这件案子,就算是这么了解了。
在官面上,很少再有人谈论。徐惟贤也没有任何的举动,闻安臣不知道黎澄跟他说了什么,但想来是把这位同知大人给吓唬了一通,徐惟贤也老实了,明显低调很多,这个能看得出来。而他在这种时候开始低调,衙门里的人也不傻,能猜出一二来的,可是不少。
再说了,州衙就是个四面漏风的破屋,什么秘密都保存不住。闻安臣审完纪司明,把完整卷宗递到黎澄那里的第二日,各种小道消息就都传开了,而且其中还有不少,竟然是和真实情况基本相同,也不知道是谁往外传的。
只不过,私底下固然是传,但没有谁敢正大光明的说。毕竟这件大案,三老爷死,还牵扯到大老爷和二老爷的争斗,谁敢四处大声嚷嚷?找死不成?

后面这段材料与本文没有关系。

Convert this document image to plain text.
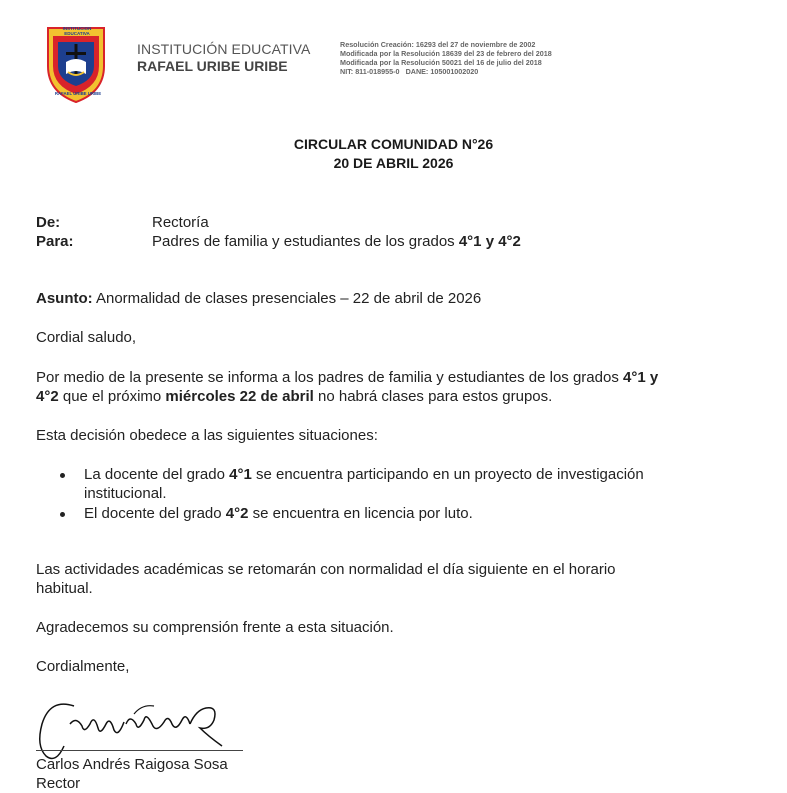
INSTITUCION EDUCATIVA
RAFAEL URIBE URIBE
INSTITUCIÓN EDUCATIVA
RAFAEL URIBE URIBE
Resolución Creación: 16293 del 27 de noviembre de 2002
Modificada por la Resolución 18639 del 23 de febrero del 2018
Modificada por la Resolución 50021 del 16 de julio del 2018
NIT: 811-018955-0 DANE: 105001002020
CIRCULAR COMUNIDAD N°26
20 DE ABRIL 2026
De:	Rectoría
Para:	Padres de familia y estudiantes de los grados 4°1 y 4°2
Asunto: Anormalidad de clases presenciales – 22 de abril de 2026
Cordial saludo,
Por medio de la presente se informa a los padres de familia y estudiantes de los grados 4°1 y
4°2 que el próximo miércoles 22 de abril no habrá clases para estos grupos.
Esta decisión obedece a las siguientes situaciones:
La docente del grado 4°1 se encuentra participando en un proyecto de investigación
institucional.
El docente del grado 4°2 se encuentra en licencia por luto.
Las actividades académicas se retomarán con normalidad el día siguiente en el horario
habitual.
Agradecemos su comprensión frente a esta situación.
Cordialmente,
Carlos Andrés Raigosa Sosa
Rector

衙门中人都对此讳莫如深,只不过都对破获这起大案的闻安臣起了十分的敬畏,更是对他的狠辣手段极为忌惮——闻安臣把纪司明灌了哑药,打烂双手,挑断手筋的事儿也传开了。现在不少人见了他,都是点头哈腰的极为尊敬,生怕哪一天落到他手里。
衙门中人顾虑颇多,市井之人却是毫无顾忌了。
现在秦州城的街面上,消息都传疯了,几乎所有人都在谈论这件事,走在大街上,只要是看到几个人凑在一起说的兴高采烈,十有八九乃是在谈论这个案子。
没办法,这个案子确实是太离奇,太曲折,太有传奇色彩了!比话本儿还好看,比说书先生口中的那些故事,还有意思!
现在秦州城百姓口中说出来的频率最高的一个名字,几乎就是‘闻安臣’!不但是秦州,现在闻安臣在整个工
巩昌府,都已经有了一定的知名度。
甚至许多说书先生已经把这个案子给改编成自己的剧目,因为这段时间,茶馆或者是客栈的听众们,最喜欢听的就是这个了。
而案中的许多细节,也不知道怎么地就流传了出来,当然,许多地方他们是不知道的,只好就自行脑补。